I spent a good portion of the week running some Linux 4.0 to 4.15 benchmarks in large part motivated to see how the Meltdown and Spectre mitigation in Linux 4.15 has impacted the kernel performance in the grand scheme of things. I ended up taking all the kernel testing back to Linux 3.17: unfortunately that's where testing had to end since Linux 3.16 and prior wouldn't boot with the newer Linux user-space due using systemd. So on an Intel Core i7 990X and Core i7 5960X systems I compared the performance using each major Linux x.y.0 release from 3.17.0 to 4.15 Git. The lone exception is having to skip Linux 4.7 because when trying to boot that with EXT4 formatted from Ubuntu 18.04 daily, that kernel could only boot with the file-system in read-only mode.

If there is enough interest on some older systems I may do an even larger kernel comparison while using Ubuntu 12.04 LTS or 14.04 LTS user-space components in order to work on even older kernel releases. Obviously in order to go back to Linux 3.17, I had to use older system components as well for maintaining kernel/driver support. The two systems consisted of:

Core i7 990X - The high-end "Gulftown" processor from 2011. The Core i7 990X is a six-core processor plus Hyper Threading and has a 3.46GHz base clock frequency with 3.73GHz turbo frequency. The i7-990X system was paired with an MSI X58M motherboard, 3 x 4GB DDR3-1666 memory, and PNY CS1211 120GB SATA 3.0 SSD.

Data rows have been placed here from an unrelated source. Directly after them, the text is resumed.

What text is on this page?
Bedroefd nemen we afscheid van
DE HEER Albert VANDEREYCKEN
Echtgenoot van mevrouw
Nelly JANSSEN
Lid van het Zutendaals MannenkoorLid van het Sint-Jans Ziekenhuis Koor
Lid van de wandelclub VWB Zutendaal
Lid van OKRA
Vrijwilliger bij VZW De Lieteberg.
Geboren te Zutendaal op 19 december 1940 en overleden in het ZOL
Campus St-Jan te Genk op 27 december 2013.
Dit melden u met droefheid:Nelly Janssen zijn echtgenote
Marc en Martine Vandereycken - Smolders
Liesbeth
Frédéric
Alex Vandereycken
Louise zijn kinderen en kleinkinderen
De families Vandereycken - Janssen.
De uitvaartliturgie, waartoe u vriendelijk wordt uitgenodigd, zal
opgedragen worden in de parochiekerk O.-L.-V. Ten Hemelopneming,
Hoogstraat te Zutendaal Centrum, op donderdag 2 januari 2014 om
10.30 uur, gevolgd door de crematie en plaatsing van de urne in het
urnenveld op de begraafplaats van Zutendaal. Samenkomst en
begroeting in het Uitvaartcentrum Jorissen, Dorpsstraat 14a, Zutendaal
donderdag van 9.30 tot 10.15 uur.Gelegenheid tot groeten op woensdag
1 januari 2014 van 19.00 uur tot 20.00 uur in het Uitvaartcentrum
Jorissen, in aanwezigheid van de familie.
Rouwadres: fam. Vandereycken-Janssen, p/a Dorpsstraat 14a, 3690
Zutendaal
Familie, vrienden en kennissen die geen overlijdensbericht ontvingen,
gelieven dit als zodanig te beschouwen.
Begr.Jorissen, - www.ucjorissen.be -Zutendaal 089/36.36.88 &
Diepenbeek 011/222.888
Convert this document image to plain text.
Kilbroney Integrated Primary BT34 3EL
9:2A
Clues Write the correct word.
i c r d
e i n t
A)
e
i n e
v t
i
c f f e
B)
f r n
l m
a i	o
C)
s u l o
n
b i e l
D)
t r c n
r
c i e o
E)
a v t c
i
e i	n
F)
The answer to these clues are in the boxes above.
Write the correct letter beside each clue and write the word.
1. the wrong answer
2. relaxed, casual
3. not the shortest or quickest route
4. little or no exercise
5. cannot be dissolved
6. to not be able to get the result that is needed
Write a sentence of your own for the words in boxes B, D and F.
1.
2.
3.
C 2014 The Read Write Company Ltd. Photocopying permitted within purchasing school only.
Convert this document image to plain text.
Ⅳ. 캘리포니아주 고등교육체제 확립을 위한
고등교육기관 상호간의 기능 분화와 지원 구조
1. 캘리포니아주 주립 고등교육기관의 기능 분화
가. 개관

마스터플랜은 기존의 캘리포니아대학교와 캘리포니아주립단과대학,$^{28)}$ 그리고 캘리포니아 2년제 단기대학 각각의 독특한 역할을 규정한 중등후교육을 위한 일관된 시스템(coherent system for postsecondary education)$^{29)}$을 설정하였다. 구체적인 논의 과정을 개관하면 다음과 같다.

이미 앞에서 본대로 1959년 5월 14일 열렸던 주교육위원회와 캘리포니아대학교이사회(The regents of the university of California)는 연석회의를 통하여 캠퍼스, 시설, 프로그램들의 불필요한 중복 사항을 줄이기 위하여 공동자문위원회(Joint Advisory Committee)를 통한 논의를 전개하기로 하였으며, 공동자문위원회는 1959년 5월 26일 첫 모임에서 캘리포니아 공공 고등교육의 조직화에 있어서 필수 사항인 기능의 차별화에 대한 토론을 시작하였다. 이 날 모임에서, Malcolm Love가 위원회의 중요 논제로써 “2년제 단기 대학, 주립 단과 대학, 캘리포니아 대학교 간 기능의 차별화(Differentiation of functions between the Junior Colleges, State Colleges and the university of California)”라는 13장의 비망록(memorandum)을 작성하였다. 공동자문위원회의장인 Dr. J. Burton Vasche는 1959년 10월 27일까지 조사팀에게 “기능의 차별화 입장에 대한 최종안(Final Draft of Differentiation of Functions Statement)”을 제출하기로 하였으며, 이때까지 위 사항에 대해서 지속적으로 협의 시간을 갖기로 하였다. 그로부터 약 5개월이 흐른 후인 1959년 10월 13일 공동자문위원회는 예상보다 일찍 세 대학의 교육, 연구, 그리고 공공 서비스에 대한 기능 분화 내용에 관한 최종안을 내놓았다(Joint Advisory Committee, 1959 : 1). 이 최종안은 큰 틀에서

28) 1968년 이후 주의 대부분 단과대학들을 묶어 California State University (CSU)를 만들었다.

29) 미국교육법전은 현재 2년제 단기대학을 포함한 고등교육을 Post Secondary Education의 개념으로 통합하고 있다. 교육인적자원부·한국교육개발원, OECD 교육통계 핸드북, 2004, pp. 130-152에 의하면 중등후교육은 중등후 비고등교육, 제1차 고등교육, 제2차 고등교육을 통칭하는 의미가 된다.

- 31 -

Core i7 5960X - The Haswell-E system providing a more recent look at Linux performance potential and as a refresher is an eight core part with Hyper Threading, 3.0GHz base frequency, and 3.5GHz turbo frequency. This system was paired with the ASRock X99 Extreme3 motherboard, 4 x 4GB DDR4-3000 memory, 120GB Intel SSDSC2BW12, and AMD FirePro V7900 graphics card.

On both systems was Ubuntu 18.04 LTS daily with an EXT4 file-system and GCC 7.2.0 compiler. Each major Linux kernel release was obtained from the Ubuntu Mainline Kernel PPA. These benchmarks were carried out using the Phoronix Test Suite.